I compared our beat measurement with results from Numata2003 and TNI. They agree well. I'm quite certain that we reach Brownian thermal noise from coatings.

 To make sure that what we measure is real Coating Brownian noise (It could be something else, i.e thermal noise in the support, spacer , or optical bond), we should compare our result to previous measurements to make sure that the numbers agree.

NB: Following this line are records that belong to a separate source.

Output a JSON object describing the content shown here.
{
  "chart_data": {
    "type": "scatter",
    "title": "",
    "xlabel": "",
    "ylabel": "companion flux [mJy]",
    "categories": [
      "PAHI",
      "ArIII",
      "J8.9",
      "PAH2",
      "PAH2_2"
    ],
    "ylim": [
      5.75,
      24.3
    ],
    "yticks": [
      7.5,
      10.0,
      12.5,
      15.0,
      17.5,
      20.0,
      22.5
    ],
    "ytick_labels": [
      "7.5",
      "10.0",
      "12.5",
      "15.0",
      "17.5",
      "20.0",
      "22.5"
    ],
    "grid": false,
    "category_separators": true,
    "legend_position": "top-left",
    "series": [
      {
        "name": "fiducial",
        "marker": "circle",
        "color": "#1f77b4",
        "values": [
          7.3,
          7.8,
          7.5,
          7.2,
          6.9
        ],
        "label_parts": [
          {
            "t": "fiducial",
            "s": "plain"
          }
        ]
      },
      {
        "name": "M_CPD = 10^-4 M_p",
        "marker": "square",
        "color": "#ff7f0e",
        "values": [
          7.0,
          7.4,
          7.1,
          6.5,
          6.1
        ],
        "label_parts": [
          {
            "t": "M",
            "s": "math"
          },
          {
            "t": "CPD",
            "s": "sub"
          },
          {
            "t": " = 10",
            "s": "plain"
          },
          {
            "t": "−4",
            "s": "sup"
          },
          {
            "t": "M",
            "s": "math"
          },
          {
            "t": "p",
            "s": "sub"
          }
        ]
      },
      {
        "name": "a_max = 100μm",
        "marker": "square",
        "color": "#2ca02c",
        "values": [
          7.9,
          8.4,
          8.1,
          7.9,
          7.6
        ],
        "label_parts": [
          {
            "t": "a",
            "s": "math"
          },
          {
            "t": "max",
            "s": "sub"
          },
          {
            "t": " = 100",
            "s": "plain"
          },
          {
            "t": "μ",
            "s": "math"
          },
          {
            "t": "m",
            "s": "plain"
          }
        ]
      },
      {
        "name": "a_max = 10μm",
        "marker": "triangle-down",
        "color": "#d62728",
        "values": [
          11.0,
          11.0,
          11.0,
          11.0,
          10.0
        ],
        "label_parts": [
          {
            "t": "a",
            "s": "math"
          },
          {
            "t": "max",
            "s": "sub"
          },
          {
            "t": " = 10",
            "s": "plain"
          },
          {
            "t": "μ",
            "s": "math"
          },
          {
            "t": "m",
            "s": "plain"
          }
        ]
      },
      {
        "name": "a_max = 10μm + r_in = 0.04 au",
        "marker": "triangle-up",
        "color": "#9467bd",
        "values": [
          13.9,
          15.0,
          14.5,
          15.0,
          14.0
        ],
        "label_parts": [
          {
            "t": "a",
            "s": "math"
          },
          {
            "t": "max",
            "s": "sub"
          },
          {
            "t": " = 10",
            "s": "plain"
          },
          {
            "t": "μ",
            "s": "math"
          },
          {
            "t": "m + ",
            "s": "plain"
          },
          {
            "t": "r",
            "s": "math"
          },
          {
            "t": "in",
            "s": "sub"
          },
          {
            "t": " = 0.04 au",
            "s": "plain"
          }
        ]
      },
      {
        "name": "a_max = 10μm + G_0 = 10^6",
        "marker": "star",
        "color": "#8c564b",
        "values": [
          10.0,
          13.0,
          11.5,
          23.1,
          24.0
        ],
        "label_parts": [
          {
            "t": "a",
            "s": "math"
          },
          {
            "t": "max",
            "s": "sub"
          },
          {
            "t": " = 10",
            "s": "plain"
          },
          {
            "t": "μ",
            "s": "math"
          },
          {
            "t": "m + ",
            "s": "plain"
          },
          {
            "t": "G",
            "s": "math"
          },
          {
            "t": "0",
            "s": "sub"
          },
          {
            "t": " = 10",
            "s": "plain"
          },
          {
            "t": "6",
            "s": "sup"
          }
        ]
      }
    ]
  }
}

 Numata etal and TNI reported coating thermal noise measurement from suspended cavities (no spacer). They adjusted loss in the coatings to fit the measurement.  Phi coatings as reported in Numata is 4e-4 while TNI gives phi perp = phi_para = 2.7e-4.  Both agree with our result, see the plot below.  This means that our result is comparable with what they measured. It should be an evidence to support that we see real coating thermal noise, not contribution from something else (spacer, optical bond between the mirrors and the spacer).

Another evidence is from our previous measurement from 8" cavity.

• The measurement also agrees with Numata's 2003 result, with phi coatings = 4e-4, see PSL:1018.
• And the signal scales correctly with a factor of ~ 9 (from shorter cavity, and from smaller spotsize^2), seeT1200057. Had it been noise from optical bonding/ spacer (independent from spotsize), the scale factor would have been 8/1.45 ~ 5.5. The scale from substrate Brownian will also be different because of 1/w_spot dependent. Thermoelastic/ thermoopitc will have different slope.

So It is clear that our beat measurements from both 8" and 1.45" cavities are coating Brownian noise limited (around 50Hz-1kHz).